Naar ik meen behoort deze vraag bevestigend beantwoord te worden. Een lijfrente verstrekt de zekerheid — behoudens bedoelde doorgaans louter theoretische mogelijkheid van insolvabiliteit van de lijfrente-schuldenaar — dat de periodieke uitkeringen, welke het primair object van de vordering in art. 1406 B.W. vormen, onverkort worden uitgekeerd; deze wijze van schadevergoeding staat dus het dichtst bij de periodieke uitkeringen, waartoe de schuldenaar primair kan worden veroordeeld. Daaruit volgt, dat de gerechtigde tot schadevergoeding niet belast mag worden met het risico van voor hem of haar ongunstige wijzigingen in de rentestandaard. Weliswaar laat vorenbedoelde primaire verplichting de mogelijkheid open, dat de tijdsduur daarvan door het overlijden van de gerechtigde tot schadevergoeding korter is dan de voor de lijfrente berekende levensduur van de gerechtigde, doch nu eenmaal kapitaalsuitkering wettelijk geoorloofd is zal ook de consequentie van de onzekerheid van de levensduur moeten worden aanvaard; dit geschiedt zelfs bij de bepaling der schadevergoeding op de contante waarde van de uitkeringen, waartegen ook het middel niet opkomt.
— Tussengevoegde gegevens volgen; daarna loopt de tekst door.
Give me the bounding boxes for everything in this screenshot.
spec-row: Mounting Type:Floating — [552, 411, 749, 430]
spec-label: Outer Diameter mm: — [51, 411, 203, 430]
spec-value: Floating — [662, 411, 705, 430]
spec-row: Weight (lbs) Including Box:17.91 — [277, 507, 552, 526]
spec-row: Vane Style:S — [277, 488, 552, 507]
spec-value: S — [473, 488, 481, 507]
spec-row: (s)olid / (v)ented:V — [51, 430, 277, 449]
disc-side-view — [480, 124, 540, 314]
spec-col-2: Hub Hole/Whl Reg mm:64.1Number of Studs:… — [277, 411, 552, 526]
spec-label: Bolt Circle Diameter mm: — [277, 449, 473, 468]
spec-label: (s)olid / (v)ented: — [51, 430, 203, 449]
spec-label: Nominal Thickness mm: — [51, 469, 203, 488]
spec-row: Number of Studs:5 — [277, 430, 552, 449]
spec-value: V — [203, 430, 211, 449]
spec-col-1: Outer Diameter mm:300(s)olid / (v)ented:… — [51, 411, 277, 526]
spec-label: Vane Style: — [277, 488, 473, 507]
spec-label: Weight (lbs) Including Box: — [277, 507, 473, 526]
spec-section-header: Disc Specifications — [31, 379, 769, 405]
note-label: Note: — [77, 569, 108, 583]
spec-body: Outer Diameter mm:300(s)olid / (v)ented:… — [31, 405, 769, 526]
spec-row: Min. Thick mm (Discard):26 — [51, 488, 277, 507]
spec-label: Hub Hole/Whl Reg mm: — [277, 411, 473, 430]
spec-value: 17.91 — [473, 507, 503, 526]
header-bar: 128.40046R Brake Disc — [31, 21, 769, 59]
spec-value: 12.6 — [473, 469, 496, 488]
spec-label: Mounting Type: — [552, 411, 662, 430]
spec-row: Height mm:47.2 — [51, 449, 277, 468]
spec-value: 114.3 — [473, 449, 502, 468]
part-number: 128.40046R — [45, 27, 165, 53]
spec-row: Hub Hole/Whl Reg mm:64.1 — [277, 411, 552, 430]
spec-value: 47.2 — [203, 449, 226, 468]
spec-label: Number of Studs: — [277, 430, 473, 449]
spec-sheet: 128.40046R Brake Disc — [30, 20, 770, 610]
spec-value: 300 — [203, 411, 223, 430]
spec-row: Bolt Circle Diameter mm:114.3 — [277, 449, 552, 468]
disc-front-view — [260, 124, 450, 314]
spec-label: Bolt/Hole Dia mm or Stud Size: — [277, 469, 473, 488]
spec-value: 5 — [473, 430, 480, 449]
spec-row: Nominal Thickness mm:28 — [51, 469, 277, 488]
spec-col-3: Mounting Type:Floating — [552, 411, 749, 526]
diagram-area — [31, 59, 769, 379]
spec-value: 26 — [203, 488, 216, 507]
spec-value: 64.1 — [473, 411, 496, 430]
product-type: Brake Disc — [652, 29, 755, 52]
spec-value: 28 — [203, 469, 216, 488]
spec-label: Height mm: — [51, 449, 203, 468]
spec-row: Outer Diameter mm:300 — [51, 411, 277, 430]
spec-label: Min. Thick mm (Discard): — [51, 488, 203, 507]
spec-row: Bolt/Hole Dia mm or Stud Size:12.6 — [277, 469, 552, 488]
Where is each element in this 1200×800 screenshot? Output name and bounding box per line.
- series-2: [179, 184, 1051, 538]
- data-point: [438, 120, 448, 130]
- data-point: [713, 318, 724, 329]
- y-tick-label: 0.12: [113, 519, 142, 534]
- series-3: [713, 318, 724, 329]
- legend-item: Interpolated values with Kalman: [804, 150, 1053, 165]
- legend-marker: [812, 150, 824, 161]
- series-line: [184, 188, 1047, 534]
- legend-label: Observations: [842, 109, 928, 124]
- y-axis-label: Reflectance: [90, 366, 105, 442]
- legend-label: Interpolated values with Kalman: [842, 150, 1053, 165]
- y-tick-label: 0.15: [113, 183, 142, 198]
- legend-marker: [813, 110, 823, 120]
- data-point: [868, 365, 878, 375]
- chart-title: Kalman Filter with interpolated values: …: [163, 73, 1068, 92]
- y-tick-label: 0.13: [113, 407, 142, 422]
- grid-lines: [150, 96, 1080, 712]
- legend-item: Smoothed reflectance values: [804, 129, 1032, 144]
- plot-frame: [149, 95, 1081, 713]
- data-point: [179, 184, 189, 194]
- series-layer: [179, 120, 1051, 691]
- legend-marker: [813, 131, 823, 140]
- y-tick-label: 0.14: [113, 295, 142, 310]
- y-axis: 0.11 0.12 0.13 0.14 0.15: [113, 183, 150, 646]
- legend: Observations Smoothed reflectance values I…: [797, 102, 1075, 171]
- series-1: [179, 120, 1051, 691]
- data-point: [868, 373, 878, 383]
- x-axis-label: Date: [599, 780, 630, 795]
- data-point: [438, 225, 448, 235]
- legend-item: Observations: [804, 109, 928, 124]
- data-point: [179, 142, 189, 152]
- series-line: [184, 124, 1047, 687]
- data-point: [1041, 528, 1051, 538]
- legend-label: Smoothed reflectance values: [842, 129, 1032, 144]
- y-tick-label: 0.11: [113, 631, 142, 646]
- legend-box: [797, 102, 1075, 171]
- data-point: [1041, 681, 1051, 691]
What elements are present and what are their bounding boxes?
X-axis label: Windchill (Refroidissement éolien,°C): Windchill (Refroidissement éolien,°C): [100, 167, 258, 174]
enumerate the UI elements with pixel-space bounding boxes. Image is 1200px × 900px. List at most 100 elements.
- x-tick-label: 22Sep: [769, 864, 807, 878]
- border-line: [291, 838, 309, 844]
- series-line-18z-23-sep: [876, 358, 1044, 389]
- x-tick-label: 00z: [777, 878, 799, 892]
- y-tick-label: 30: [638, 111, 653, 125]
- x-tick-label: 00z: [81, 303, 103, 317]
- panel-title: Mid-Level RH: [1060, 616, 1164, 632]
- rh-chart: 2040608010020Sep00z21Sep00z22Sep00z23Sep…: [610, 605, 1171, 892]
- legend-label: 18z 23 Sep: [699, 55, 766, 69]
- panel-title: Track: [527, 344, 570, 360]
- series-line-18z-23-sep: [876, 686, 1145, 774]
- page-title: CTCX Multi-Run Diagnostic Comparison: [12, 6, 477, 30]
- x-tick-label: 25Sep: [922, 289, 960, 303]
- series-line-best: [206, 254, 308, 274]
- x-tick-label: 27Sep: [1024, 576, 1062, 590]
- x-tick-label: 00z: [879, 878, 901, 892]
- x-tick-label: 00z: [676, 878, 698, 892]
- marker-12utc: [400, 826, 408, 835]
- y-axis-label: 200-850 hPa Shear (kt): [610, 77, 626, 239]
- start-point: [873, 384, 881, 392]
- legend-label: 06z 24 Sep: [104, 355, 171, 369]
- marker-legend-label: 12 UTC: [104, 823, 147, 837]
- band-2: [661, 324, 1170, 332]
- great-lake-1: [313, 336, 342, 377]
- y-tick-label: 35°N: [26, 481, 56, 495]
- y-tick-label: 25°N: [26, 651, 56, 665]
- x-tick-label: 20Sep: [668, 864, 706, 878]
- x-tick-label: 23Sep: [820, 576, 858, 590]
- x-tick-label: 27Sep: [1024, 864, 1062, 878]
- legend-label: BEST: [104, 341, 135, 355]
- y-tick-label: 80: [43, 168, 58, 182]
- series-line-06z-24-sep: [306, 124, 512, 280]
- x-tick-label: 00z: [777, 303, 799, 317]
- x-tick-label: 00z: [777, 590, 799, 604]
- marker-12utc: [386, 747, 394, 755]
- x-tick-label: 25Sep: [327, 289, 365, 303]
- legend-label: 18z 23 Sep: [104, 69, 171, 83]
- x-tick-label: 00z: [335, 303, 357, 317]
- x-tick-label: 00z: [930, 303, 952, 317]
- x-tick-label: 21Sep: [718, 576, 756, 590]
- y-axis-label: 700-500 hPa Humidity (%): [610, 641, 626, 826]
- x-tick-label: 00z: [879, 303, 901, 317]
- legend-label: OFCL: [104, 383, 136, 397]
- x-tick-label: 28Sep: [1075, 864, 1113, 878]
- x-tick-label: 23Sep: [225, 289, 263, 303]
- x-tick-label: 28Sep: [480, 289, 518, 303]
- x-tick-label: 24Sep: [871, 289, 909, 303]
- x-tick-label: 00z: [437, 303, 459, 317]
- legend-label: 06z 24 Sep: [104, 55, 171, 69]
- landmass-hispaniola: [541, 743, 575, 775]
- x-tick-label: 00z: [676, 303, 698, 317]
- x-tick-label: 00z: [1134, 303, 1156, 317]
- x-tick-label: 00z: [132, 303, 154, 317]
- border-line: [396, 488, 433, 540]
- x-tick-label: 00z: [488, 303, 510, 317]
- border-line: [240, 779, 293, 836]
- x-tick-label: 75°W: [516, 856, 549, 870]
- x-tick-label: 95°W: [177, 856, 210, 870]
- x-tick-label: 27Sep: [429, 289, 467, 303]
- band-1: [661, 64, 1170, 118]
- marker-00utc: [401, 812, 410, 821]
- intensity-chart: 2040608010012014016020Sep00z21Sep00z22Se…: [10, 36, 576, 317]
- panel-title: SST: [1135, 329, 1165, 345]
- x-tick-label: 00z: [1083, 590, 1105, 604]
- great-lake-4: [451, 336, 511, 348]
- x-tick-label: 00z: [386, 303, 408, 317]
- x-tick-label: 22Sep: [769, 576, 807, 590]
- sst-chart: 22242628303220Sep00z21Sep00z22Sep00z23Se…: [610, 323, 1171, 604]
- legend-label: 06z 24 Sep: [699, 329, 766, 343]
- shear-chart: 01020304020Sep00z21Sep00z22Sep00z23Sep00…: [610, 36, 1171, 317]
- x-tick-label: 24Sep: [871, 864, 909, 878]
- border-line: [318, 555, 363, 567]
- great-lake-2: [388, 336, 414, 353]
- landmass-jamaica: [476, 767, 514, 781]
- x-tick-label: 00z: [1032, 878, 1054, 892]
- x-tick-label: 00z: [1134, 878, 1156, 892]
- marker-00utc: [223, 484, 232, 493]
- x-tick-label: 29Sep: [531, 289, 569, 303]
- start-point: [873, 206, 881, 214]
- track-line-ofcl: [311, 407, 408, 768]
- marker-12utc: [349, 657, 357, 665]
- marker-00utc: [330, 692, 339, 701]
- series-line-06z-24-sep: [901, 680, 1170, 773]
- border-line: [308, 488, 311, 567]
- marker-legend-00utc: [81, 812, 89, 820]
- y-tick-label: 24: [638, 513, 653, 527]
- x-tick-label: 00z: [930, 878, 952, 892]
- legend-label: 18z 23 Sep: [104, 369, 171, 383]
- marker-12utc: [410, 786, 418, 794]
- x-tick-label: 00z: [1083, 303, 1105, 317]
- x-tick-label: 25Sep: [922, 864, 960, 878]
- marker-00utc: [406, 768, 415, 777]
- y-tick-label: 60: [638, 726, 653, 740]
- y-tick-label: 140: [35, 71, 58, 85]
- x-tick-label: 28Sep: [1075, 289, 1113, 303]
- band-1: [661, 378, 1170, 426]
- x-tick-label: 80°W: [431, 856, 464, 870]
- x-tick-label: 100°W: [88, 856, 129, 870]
Nu bestaat er voor onverkorte periodieke uitkeringen in gekapitaliseerde vorm, waarop de tot schadevergoeding gerechtigde volgens het juist gezegde recht heeft, een markt, welke wordt gevormd door de levensverzekeringsmaatschappijen, welke tevens bijzondere waarborgen voor soliditeit bieden. De schadevergoeding in bovenbedoelde vorm kan dus slechts volledig zijn met en wordt mitsdien bepaald door een bedrag als is benodigd voor de aankoop van een zodanige lijfrente.
Geen der middelen gegrond achtende concludeer ik tot verwerping van het beroep in cassatie.